Боэнерджес. А это вовсе и не ваша обязанность. Это обязанность ваших министров. Вы всего лишь конституционный монарх. Знаете, как это называют в Бельгии?
Магнус. Если не ошибаюсь — каучуковый штемпель. Так?
Боэнерджес. Именно так, король Магнус. Каучуковый штемпель — вот что вы такое, и не забывайте об этом.
Магнус. Да... Вот чем нам обоим частенько приходится быть, и вам и мне.
Боэнерджес (оскорбленный). То есть как это — и вам и мне?

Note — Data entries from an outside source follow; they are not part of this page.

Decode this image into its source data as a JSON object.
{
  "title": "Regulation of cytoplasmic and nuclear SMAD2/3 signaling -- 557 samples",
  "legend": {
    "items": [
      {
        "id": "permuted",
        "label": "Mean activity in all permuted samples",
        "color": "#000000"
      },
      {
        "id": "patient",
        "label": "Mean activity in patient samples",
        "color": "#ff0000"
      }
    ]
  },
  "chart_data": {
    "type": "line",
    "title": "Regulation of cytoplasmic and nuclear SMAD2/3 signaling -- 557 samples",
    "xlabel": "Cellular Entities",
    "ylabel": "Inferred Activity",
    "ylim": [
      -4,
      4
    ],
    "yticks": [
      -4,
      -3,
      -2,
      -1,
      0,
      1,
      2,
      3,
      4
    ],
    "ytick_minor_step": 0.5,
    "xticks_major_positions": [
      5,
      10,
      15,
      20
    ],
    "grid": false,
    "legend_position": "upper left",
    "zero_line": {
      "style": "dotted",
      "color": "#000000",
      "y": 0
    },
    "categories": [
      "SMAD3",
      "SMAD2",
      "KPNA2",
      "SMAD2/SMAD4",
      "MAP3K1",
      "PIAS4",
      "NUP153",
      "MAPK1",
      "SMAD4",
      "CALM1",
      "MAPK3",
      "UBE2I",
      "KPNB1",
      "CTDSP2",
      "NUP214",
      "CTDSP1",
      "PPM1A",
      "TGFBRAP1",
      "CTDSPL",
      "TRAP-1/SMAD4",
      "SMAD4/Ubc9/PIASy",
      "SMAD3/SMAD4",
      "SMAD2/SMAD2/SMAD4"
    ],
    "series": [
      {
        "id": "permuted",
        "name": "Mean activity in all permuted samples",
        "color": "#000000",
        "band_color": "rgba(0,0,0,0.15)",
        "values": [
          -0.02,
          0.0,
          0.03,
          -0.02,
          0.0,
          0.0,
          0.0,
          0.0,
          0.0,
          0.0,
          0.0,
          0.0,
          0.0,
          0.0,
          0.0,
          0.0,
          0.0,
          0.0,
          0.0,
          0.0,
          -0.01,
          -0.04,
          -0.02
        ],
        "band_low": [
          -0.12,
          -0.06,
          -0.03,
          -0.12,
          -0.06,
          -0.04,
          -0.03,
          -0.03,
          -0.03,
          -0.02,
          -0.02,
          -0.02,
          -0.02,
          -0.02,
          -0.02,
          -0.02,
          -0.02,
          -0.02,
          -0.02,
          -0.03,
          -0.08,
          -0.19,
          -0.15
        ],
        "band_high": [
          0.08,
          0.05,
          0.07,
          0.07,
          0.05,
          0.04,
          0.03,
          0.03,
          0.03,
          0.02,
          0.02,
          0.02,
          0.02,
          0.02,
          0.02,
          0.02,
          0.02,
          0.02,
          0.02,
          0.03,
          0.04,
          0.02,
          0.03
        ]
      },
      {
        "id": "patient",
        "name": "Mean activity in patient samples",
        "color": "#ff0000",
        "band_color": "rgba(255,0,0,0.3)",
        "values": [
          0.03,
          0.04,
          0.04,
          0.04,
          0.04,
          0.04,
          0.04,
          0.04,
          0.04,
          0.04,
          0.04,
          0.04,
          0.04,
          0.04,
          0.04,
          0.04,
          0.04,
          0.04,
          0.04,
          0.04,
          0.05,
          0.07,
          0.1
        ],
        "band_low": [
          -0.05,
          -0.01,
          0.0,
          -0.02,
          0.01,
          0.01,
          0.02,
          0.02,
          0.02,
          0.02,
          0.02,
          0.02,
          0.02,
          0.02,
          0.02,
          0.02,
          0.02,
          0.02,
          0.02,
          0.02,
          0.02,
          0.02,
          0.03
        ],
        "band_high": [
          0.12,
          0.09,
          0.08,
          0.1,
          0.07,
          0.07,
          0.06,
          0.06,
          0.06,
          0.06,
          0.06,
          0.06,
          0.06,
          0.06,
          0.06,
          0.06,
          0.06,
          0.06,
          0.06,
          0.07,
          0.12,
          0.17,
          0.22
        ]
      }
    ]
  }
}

Магнус. Нам подают бумагу. Мы ставим свою подпись. Еще вам хорошо: вы подписываете, не читая. А я вот должен все читать. И бывает, что я не согласен, но все равно приходится подписывать: тут уж ничего не поделаешь. Взять хотя бы смертные приговоры. Мало того, что подписываешь смертные приговоры тем, кого, по-твоему, казнить не следует, но еще и не можешь приговорить к смерти многих, кого, по-твоему, давно пора казнить.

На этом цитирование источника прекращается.